El presidente de Asuntos Globales de Meta, la compañía dueña de Facebook, defiende la creación de su nueva tecnología como “una evolución natural de internet” en la que los países latinoamericanos son un “semillero de talento creativo”

Una mujer utiliza unos lentes de realidad virtual.
Una mujer utiliza unos lentes de realidad virtual.
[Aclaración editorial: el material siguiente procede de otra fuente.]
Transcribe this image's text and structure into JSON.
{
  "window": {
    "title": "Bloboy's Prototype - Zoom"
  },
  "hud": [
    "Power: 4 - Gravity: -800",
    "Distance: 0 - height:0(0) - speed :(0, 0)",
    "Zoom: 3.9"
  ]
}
Cuando Facebook cambió su nombre a Meta el año pasado, muchos recibieron esta visión de una nueva era de tecnologías inmersivas integradas, llamadas “el metaverso”, con escepticismo. Es entendible. El escepticismo es una reacción natural a algo que parece sacado de una película de ciencia ficción. Pero las tecnologías emergentes que sientan las bases para el metaverso no son tan exageradas como pueden sonar y tendrán aplicaciones reales en la industria, la educación, la salud y el comercio, entre otras actividades.

Muchas personas asumen que el metaverso se remite a la realidad virtual (RV), donde nos colocamos un visor para salir del mundo físico que nos rodea y transportarnos a un nuevo espacio. Pero la RV es solo una parte del espectro. En realidad, comprende desde el uso de avatares, o el acceso al metaverso desde un teléfono, hasta lentes que proyectan imágenes generadas por computadora sobre el mundo en el que estamos, o experiencias de realidad mixta que mezclan entornos físicos y virtuales.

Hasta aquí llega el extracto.